Projekt „Sammlungen schauen“

Hintergrundinformationen Probebühne 7
Projekt „Sammlungen schauen“
Eine Slide-Show in Worten und 56 Bildern
Öffentlich zugängliche Schau- und Studiensammlungen nehmen in der Ausstellungsplanung für das
Humboldt-Forum einen vergleichsweise prominenten Platz ein. Insbesondere das Ethnologische
Museum, aber auch das Museum für Asiatische Kunst sehen mehrere sogenannte Schaumagazine vor:
hohe und dicht gefüllte Vitrinen, in denen die Bedeutung des einzelnen Objekts hinter die des jeweiligen
Sammlungsbestands zurücktritt.
Doch was bringt solche Dichte und Fülle dem Publikum? Was soll gerade hier gezeigt und vermittelt
werden? Welche besonderen Möglichkeiten der Präsentation und der Erzählung bieten sich dazu an?
Was können Schaumagazine und was können sie nicht?
Für die Probebühne 7 entwickelten die beiden Kuratorinnen Nicola Lepp und Nina Wiedemeyer eine
Slide-Show, in der sie die musealen und medialen Herausforderungen verdichteter Präsentationen
ausbreiten.

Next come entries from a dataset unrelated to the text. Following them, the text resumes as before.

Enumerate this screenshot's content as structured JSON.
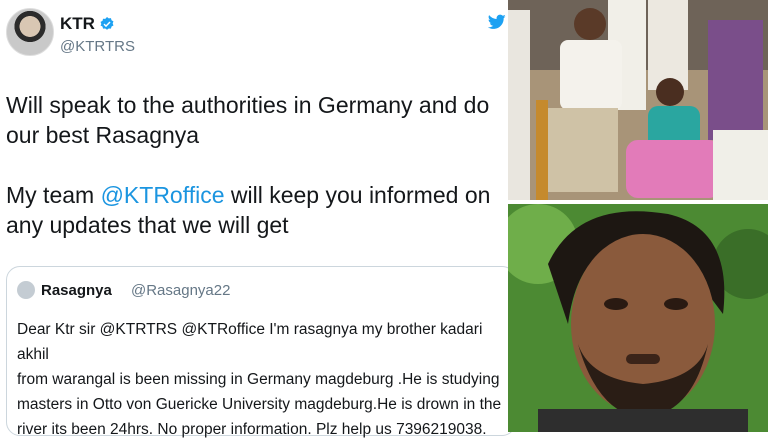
{
  "tweet": {
    "author_name": "KTR",
    "author_handle": "@KTRTRS",
    "verified": true,
    "paragraph1": "Will speak to the authorities in Germany and do our best Rasagnya",
    "p2_before": "My team ",
    "p2_mention": "@KTRoffice",
    "p2_after": " will keep you informed on any updates that we will get"
  },
  "quoted": {
    "author_name": "Rasagnya",
    "author_handle": "@Rasagnya22",
    "text": "Dear Ktr sir @KTRTRS @KTRoffice I'm rasagnya my brother kadari akhil\nfrom warangal is been missing in Germany magdeburg .He is studying\nmasters in Otto von Guericke University  magdeburg.He is drown in the\nriver its been 24hrs. No proper information. Plz help us 7396219038."
  },
  "colors": {
    "link": "#1b95e0",
    "verified": "#1da1f2",
    "twitter": "#1da1f2"
  },
  "icons": {
    "verified": "verified-badge-icon",
    "bird": "twitter-bird-icon"
  }
}
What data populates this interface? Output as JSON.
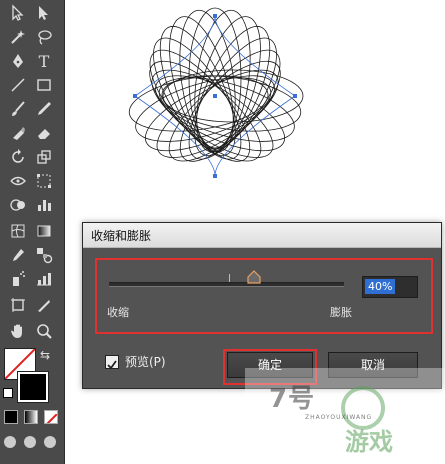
{
  "toolbar": {
    "tools": [
      {
        "name": "selection-tool-icon"
      },
      {
        "name": "direct-selection-tool-icon"
      },
      {
        "name": "magic-wand-tool-icon"
      },
      {
        "name": "lasso-tool-icon"
      },
      {
        "name": "pen-tool-icon"
      },
      {
        "name": "type-tool-icon"
      },
      {
        "name": "line-tool-icon"
      },
      {
        "name": "rectangle-tool-icon"
      },
      {
        "name": "paintbrush-tool-icon"
      },
      {
        "name": "pencil-tool-icon"
      },
      {
        "name": "blob-brush-tool-icon"
      },
      {
        "name": "eraser-tool-icon"
      },
      {
        "name": "rotate-tool-icon"
      },
      {
        "name": "scale-tool-icon"
      },
      {
        "name": "width-tool-icon"
      },
      {
        "name": "free-transform-tool-icon"
      },
      {
        "name": "shape-builder-tool-icon"
      },
      {
        "name": "graph-tool-icon"
      },
      {
        "name": "mesh-tool-icon"
      },
      {
        "name": "gradient-tool-icon"
      },
      {
        "name": "eyedropper-tool-icon"
      },
      {
        "name": "blend-tool-icon"
      },
      {
        "name": "symbol-sprayer-tool-icon"
      },
      {
        "name": "column-graph-tool-icon"
      },
      {
        "name": "artboard-tool-icon"
      },
      {
        "name": "slice-tool-icon"
      },
      {
        "name": "hand-tool-icon"
      },
      {
        "name": "zoom-tool-icon"
      }
    ],
    "text": {
      "type_tool": "T"
    },
    "fill_color": "#ffffff",
    "stroke_color": "#000000"
  },
  "dialog": {
    "title": "收缩和膨胀",
    "slider": {
      "value_text": "40%",
      "value": 40,
      "min_label": "收缩",
      "max_label": "膨胀"
    },
    "preview": {
      "label": "预览(P)",
      "checked": true
    },
    "ok_label": "确定",
    "cancel_label": "取消"
  },
  "watermark": {
    "main": "7号",
    "sub": "ZHAOYOUXIWANG",
    "game": "游戏"
  },
  "colors": {
    "highlight": "#e03030",
    "selection": "#2f6fd3",
    "dialog_bg": "#535353",
    "toolbar_bg": "#4a4a4a"
  }
}
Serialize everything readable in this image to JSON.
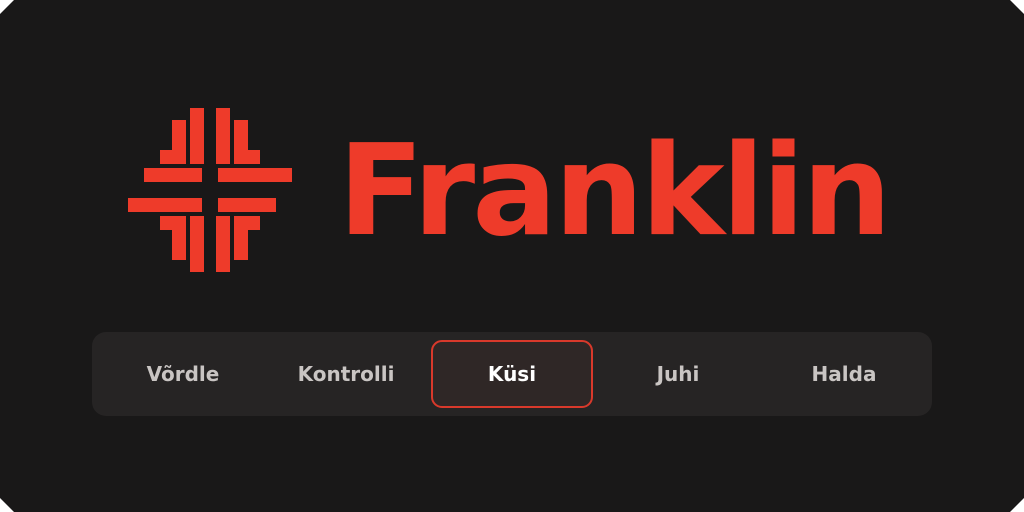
{
  "brand": {
    "name": "Franklin",
    "accent_color": "#ee3b2a",
    "logo_icon": "franklin-cross-logo"
  },
  "tabs": [
    {
      "label": "Võrdle",
      "active": false
    },
    {
      "label": "Kontrolli",
      "active": false
    },
    {
      "label": "Küsi",
      "active": true
    },
    {
      "label": "Juhi",
      "active": false
    },
    {
      "label": "Halda",
      "active": false
    }
  ],
  "colors": {
    "background": "#191818",
    "tab_bar": "#262424",
    "active_border": "#d9392b",
    "tab_text": "#c9c5c3",
    "active_tab_text": "#ffffff"
  }
}
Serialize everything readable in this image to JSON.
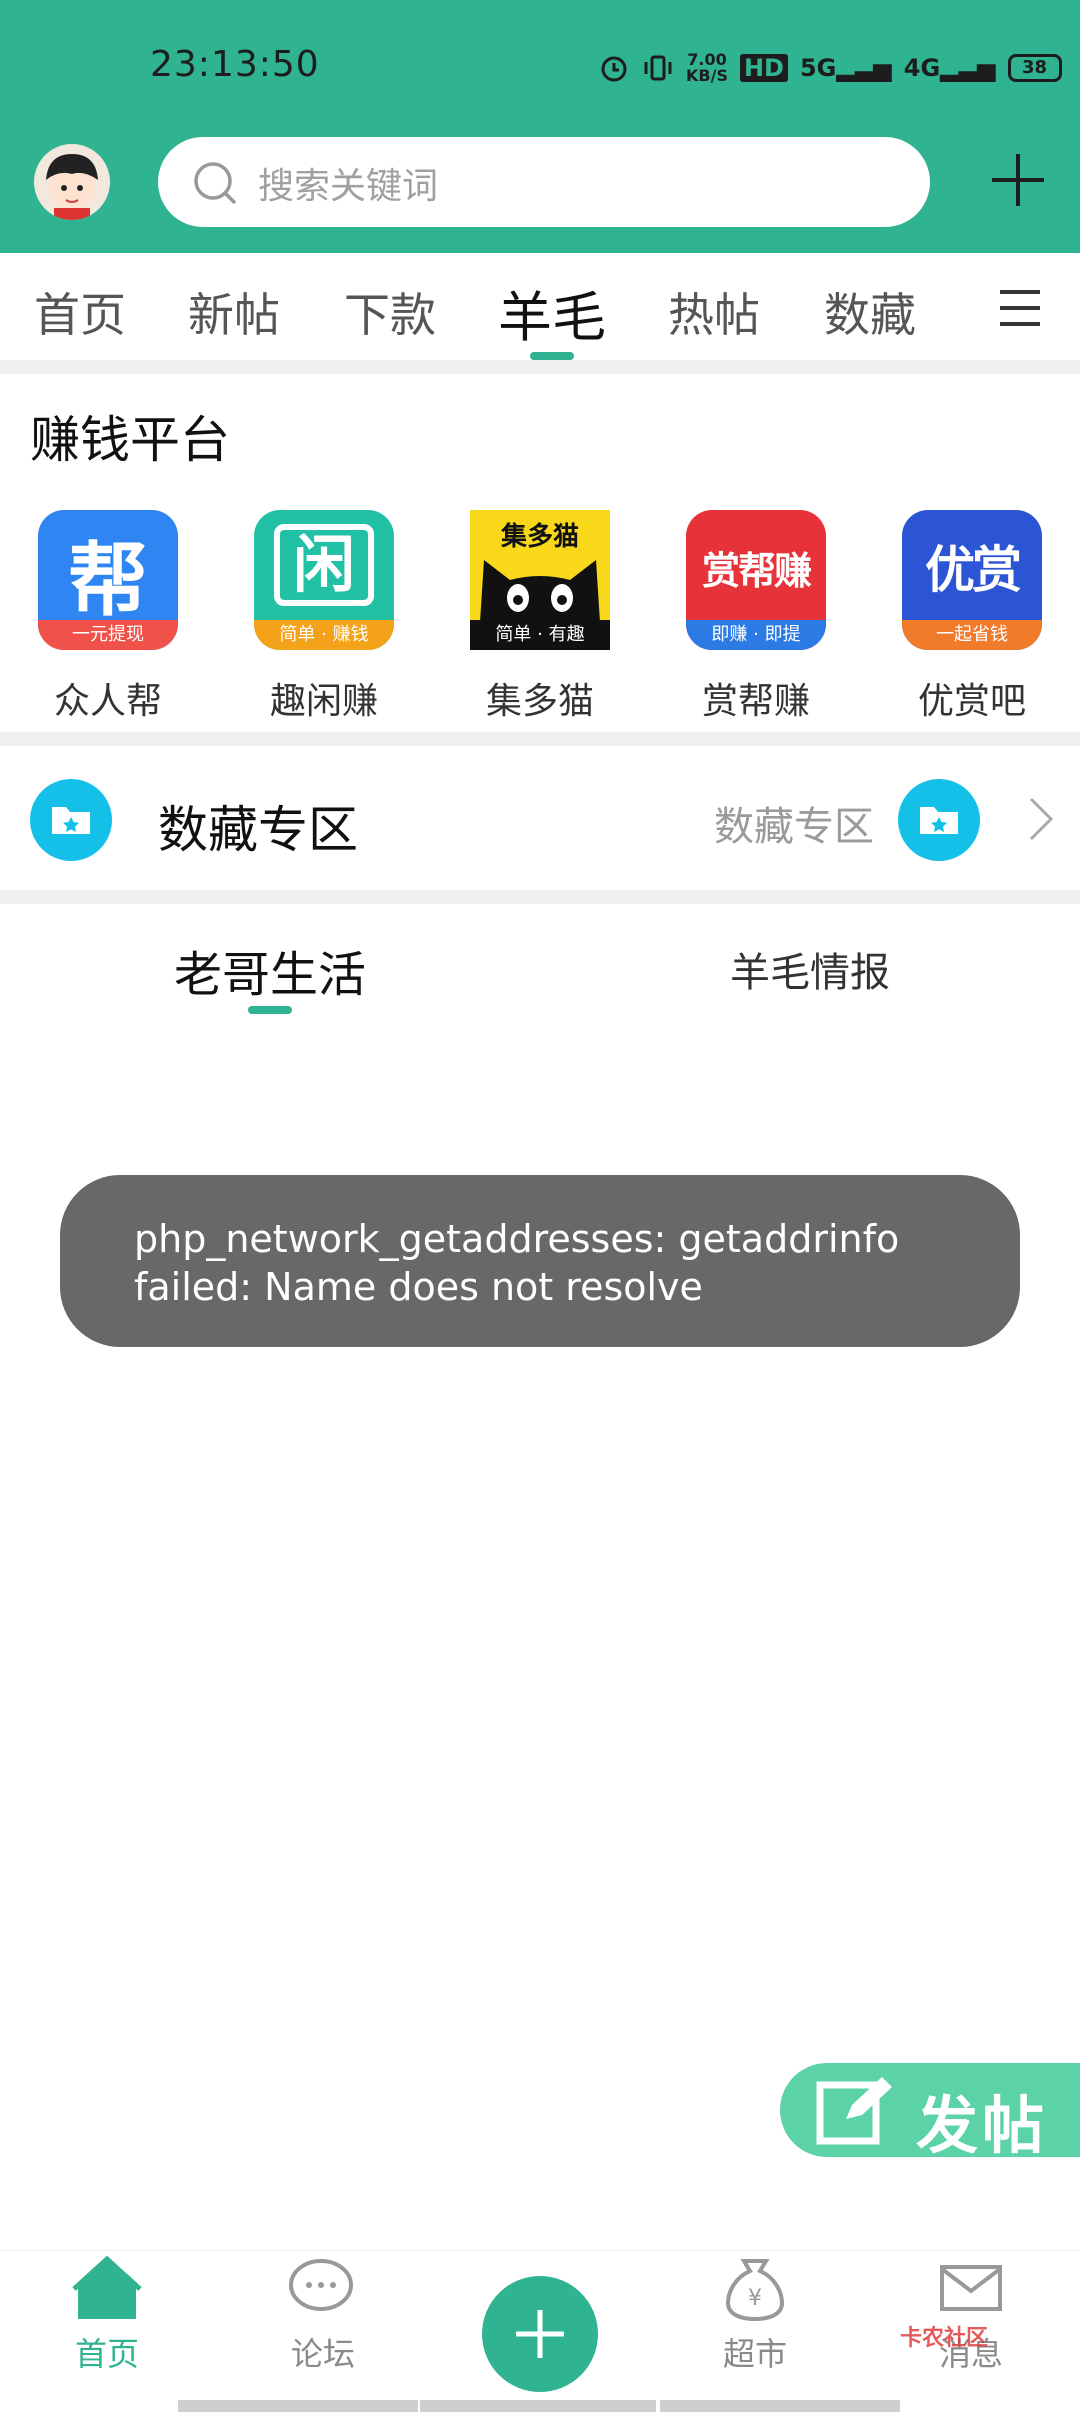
{
  "status_bar": {
    "time": "23:13:50",
    "net_speed_value": "7.00",
    "net_speed_unit": "KB/S",
    "hd": "HD",
    "sig5g": "5G",
    "sig4g": "4G",
    "battery": "38"
  },
  "header": {
    "search_placeholder": "搜索关键词"
  },
  "tabs": [
    {
      "label": "首页"
    },
    {
      "label": "新帖"
    },
    {
      "label": "下款"
    },
    {
      "label": "羊毛",
      "active": true
    },
    {
      "label": "热帖"
    },
    {
      "label": "数藏"
    }
  ],
  "earn": {
    "title": "赚钱平台",
    "apps": [
      {
        "label": "众人帮",
        "icon_text": "帮",
        "strip": "一元提现"
      },
      {
        "label": "趣闲赚",
        "icon_text": "闲",
        "strip": "简单 · 赚钱"
      },
      {
        "label": "集多猫",
        "icon_text": "集多猫",
        "strip": "简单 · 有趣"
      },
      {
        "label": "赏帮赚",
        "icon_text": "赏帮赚",
        "strip": "即赚 · 即提"
      },
      {
        "label": "优赏吧",
        "icon_text": "优赏",
        "strip": "一起省钱"
      }
    ]
  },
  "digital_zone": {
    "title": "数藏专区",
    "right_label": "数藏专区"
  },
  "sub_tabs": {
    "left": "老哥生活",
    "right": "羊毛情报"
  },
  "toast": {
    "message": "php_network_getaddresses: getaddrinfo failed: Name does not resolve"
  },
  "fab": {
    "label": "发帖"
  },
  "bottom_nav": {
    "home": "首页",
    "forum": "论坛",
    "market": "超市",
    "messages": "消息"
  },
  "watermark": "卡农社区",
  "colors": {
    "brand": "#2fb390",
    "toast_bg": "#686868",
    "zone_icon": "#14c0e8"
  }
}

So steht eine thematische Argumentation der Logik eines Schaudepots vermutlich entgegen.
Für eine inhaltlich präzise, ästhetisch hochwertige und für den Besucher nachvollziehbare Ordnung der
Schaudepotflächen im Humboldt-Forum erscheint die deutliche Grenzziehung zwischen den
Schaudepoteinheiten und den Präsentationsweisen der eigentlichen Ausstellung als zentrale
Voraussetzung. Während letztere in ihrer kulturgeografisch-thematischen Organisation der Objekte
einem narrativen Zugang verpflichtet ist, setzen die Schaumagazine auf die Fülle der Sammlungen.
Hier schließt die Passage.